Impact analyzer 114 renders the AST data structure 200 within interfaces to the network services 123, system services 124, and mobile application/browser 133 as a graphical user interface (GUI) depicting the tree structure or displayed as a GUI of certain desired component nodes. For example, within a GUI, the base factor type can be displayed along with its value of, for example, 317.16 with each of the other factor types and their corresponding value represented within the base factor value; for example, average driver factor type's value is displayed as 0.759 underneath the back factor type value of 317.16. In an instance of a customer operating device 130 and using mobile app/browser 133, the customer can interact with the GUI to see, visually, what each factor value was and how that impacted the overall base factor. The GUI can also be rendered with distinctive colors for each of the factor types' values so that the user, an analyst, or an engineer can readily distinguish impacts of an individual factor's value relative to the overall base factor's value. A user of the GUI can drill down into different levels of detail within the AST data structure 200 allowing the user to identify a particular feature value, the feature's definition or description, and raw facts used to produce that feature's variables referenced by the corresponding factors.
In an embodiment, impact analyzer 114 can generate reports and provide the reports to network services 123, system services 124, and/or mobile application/browser 133. For example, impact analyzer 114 an evaluate the AST data structure 200 to identify any unmapped rating variables in the premium equation, to construct facto graphs that show which factors depend on which rating variables, and to produce a calculation log that includes factor-by-factor premium impact (e.g., dollar amount differences versus if a given factor was instead flat or a different value). In an embodiment, the impact analyzer 114 presents options within the GUI for a user to select a given report with user-supplied conditions, feature selections of values, coverage selection, etc. The impact analyzer 114 executes all or a portion of the AST data structure 200 and presents results back to the user within the GUI.
The AST data structure 200 functionally models a complex insurance premium equation. The model permits the impact analyzer 114 to eagerly compute or evaluate factors and passes the corresponding values computed up the tree represented by the data structure 200. The AST data structure 200 permits programmatic traversal of functional components of the equation using generic and descriptive terminology and evaluation of subsection which may require selective wrapping by upstream nodes. In an embodiment, the AST data structure 200 is lazily evaluated or executed to provide “what if” scenarios desired by users (e.g., customers, analysts, engineers).
In an embodiment, the AST data structure 200 enables metaprogramming where computed aggregations from the underlying equation are used as input to other portions of the equation. Individual component portions of the equation can be changed to execute a partial portion of the overall equation or execute the entire equation. In other words, each portion of the AST data structure 200 is executable code such that there is a series of individual executable code modules functionally interrelated and structured within the tree.
The above-discussed embodiments and other embodiments are now presented with the discussion of
In an embodiment, the device that executes the equation modeler is the cloud 110. In an embodiment, the device that executes the equation modeler is server 110.

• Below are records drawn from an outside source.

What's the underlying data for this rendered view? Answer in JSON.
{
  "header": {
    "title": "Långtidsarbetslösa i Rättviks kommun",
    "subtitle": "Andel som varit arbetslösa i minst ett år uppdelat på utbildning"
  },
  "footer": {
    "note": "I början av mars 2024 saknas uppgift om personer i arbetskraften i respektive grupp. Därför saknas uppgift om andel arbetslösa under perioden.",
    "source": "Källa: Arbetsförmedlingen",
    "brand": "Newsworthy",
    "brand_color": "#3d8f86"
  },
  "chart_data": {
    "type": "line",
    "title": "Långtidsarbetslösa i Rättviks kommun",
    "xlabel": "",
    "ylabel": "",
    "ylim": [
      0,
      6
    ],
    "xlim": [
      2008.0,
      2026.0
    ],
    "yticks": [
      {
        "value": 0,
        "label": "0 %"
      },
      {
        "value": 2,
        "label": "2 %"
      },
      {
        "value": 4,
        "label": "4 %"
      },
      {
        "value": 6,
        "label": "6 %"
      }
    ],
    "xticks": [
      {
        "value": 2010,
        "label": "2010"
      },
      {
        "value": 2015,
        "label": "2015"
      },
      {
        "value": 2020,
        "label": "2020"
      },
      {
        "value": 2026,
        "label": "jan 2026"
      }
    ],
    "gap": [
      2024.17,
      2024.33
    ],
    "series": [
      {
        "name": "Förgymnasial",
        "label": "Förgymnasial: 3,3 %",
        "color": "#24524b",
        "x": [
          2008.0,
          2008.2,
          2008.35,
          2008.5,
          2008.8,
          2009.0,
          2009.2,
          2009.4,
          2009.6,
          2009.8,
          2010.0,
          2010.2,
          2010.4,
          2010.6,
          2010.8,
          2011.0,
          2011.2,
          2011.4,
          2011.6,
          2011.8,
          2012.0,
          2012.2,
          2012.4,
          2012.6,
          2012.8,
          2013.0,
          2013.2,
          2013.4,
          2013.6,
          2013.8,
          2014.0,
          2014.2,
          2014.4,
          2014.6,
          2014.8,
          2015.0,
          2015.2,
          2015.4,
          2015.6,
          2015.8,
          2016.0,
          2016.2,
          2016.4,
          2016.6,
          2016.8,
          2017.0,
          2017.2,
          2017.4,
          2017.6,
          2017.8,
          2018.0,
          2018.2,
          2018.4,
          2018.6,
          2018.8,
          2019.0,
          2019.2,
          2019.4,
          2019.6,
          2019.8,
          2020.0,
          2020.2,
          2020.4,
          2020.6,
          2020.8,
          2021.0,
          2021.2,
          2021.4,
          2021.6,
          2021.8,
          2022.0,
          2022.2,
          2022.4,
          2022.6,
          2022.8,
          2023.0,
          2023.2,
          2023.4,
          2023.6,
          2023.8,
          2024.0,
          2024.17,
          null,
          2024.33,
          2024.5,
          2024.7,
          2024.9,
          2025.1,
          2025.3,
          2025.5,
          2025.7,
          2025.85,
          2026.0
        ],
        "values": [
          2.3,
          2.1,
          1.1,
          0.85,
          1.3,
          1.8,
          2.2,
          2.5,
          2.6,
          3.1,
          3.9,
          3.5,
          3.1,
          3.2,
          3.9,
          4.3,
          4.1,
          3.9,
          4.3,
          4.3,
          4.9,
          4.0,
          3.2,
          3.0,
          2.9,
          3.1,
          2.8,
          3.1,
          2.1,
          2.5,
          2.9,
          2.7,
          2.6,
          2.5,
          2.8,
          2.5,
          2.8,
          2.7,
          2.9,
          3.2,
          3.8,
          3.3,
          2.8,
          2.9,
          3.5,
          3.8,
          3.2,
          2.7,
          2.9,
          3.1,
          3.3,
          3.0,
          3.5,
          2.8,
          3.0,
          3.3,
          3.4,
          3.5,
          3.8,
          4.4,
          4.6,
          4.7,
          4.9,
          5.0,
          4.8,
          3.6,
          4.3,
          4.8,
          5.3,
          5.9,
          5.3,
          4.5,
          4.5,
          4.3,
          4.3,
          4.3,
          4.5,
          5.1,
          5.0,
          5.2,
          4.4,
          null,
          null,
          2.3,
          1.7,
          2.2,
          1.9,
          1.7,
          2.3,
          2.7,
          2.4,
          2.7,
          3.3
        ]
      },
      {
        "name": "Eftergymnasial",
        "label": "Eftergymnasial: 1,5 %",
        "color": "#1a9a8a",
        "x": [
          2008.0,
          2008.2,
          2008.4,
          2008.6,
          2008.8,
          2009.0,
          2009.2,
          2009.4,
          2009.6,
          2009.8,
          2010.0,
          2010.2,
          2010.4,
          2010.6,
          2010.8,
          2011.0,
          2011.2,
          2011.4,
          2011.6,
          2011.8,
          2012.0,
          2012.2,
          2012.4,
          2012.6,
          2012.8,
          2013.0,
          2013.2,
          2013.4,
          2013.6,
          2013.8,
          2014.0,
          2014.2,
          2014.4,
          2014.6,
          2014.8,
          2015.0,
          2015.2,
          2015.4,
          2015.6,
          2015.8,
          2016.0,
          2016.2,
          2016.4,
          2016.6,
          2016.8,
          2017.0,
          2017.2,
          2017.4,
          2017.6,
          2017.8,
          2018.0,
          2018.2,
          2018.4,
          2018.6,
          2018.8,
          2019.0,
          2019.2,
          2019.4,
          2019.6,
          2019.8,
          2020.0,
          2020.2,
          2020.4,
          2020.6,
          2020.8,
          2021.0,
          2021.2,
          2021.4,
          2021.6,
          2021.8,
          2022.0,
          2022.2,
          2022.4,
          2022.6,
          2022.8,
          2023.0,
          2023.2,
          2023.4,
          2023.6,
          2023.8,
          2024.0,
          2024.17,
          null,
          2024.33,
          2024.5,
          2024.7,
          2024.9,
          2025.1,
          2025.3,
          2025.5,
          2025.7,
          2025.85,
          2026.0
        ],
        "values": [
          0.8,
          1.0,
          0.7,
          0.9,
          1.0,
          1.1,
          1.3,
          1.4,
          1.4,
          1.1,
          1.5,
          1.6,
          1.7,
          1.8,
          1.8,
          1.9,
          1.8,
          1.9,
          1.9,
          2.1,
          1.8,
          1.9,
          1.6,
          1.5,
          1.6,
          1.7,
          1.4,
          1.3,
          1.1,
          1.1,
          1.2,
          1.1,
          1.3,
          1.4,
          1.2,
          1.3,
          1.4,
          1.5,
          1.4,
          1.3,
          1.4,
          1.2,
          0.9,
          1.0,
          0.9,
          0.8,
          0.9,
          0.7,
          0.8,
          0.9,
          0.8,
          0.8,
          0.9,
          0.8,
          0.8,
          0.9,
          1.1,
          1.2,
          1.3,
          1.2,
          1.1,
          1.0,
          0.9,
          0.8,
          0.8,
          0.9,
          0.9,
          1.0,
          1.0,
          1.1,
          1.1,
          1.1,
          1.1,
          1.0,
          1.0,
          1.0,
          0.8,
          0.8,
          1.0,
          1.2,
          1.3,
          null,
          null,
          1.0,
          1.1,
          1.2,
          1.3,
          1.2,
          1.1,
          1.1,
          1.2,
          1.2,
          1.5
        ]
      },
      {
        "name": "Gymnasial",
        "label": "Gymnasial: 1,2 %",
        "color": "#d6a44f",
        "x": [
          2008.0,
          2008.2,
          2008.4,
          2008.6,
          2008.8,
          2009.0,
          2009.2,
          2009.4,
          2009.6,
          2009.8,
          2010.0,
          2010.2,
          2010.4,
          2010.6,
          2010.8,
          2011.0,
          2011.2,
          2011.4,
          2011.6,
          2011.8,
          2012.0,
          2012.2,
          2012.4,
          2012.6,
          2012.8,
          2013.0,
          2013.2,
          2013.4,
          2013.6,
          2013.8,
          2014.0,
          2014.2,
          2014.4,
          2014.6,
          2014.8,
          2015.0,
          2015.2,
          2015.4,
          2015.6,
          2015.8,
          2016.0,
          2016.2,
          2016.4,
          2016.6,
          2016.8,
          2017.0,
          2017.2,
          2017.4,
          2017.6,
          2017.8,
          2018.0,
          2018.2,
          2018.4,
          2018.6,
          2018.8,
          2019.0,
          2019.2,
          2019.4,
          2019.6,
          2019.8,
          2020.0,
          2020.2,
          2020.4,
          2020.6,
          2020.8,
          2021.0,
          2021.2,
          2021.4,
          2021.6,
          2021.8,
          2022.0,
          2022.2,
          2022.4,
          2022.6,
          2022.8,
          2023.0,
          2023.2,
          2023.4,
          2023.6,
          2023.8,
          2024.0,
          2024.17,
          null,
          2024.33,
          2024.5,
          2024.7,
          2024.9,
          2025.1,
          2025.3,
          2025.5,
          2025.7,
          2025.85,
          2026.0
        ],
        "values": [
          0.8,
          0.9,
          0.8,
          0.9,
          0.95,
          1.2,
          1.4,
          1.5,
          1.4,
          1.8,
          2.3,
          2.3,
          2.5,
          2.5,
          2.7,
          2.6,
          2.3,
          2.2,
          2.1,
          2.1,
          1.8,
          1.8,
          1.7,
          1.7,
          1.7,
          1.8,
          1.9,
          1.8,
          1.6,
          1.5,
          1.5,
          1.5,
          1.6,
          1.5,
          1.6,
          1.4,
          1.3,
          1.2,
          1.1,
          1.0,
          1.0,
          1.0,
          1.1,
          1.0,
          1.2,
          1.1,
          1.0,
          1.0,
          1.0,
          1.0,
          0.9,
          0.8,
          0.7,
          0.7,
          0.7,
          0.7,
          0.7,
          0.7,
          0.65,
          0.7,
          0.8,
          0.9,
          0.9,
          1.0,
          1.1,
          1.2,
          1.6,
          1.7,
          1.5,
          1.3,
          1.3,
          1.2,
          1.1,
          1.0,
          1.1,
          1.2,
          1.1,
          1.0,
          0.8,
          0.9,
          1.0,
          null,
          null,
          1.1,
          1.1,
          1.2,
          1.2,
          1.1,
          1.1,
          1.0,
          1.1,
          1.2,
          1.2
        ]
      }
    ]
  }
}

In an embodiment, the equation modeler is all or some combination of 113 and/or 114. The equation modeler presents another and, in some ways, enhanced perspective of system 100.
At 310, the equation modeler decomposed an equation into semantical components. In an embodiment, at 311, the equation modeler identifies the operands and operators of the equation in the semantical components of the data structure.
At 320, the equation modeler models the semantical components into a data structure with each of the semantical components represented in the data structure and including executable code to execute a portion of the equation. In an embodiment of 311 and 320, at 321, the equation modeler represents the semantical components as objects structured within an AST of the data structure.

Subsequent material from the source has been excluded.